# Bohemian_Grassody Journal (56,000+)



## Bohemian_Grassody (Aug 5, 2019)

Figured I could start journalizing my little adventure that started at the end of 2015. The 2 acre yard started from scratch from a field during our new construction and the actual grass measures out at 56,000 ft2 (1.3 acre). Didn't really capture the moments back then with all the disc/plow/till events, not to mention a bulldozer getting involved for 3 days. After the reno, rye was seeded that November and common Bermuda came in the following season. Most likely from being a pasture at some point. All the neighbors sodded part of their yard with centipede. Mine is the only full Bermuda. For the last year and half, a turf company has been doing 7 application a year for fert/herb. This has resulted in relative weed free lawn, but it is not enough, it needs more to push it better to fill in. Something that I am just finding out.
Original field:








After reno /w rye spring 2016:








What is looking like today mowed to 2" every 5 days:








You can see the old easement here that was dug out. The bare spot next to repaved street is straight asphalt with a little dirt on it:








































The goal is to level the area between the beds and concrete. Just started a 0.5/lb per k ammonia sulfate (what I have on hand) to this area to see if will fill in. Thinking about dropping some Milo fert to the same area. The home soil test didn't even register nitrogen, but did have a good pH, and the P, & K did register. It makes sense that the N is low, as I noticed a slow down in growth as my turf guy put down the fert over a month ago. I was doing the fert/spray apps myself, but it is too overwhelming for such a large area. They take two hours with a permagreen type machine when a spread/spray is done.
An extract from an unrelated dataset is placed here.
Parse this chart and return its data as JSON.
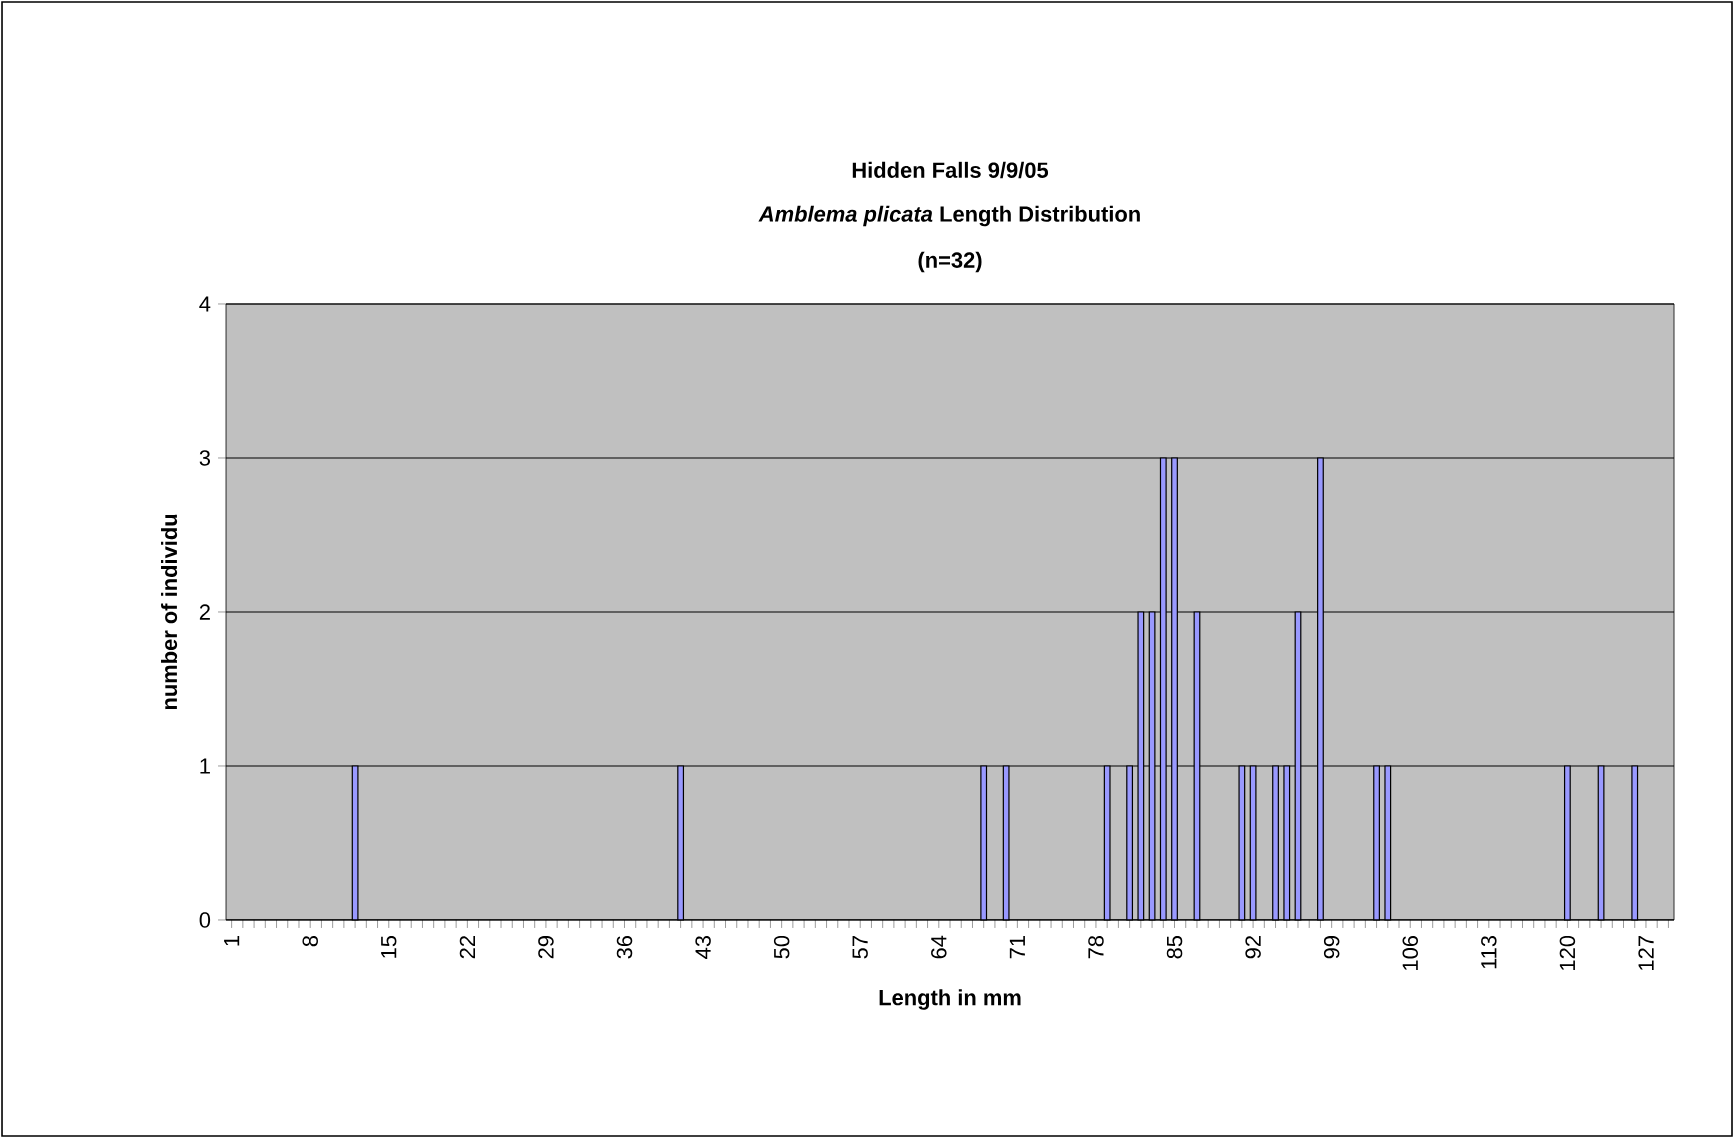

For the cost, it is cheaper if they do the apps versus my time and the cost of products they use. I should be happy to have grass to mow, but these Lawn Forum Journals got me excited.


----------



## Bmossin (May 31, 2018)

I love your property.


----------



## Bohemian_Grassody (Aug 5, 2019)

Bmossin said:


> I love your property.


Thank you very much! Sitting out on the back patio watching deer, listening to the quail, & all the other critters quite enjoyable. The master plan is to drop in a pool /w extended patio, irrigate, & possibly a detached garage.


----------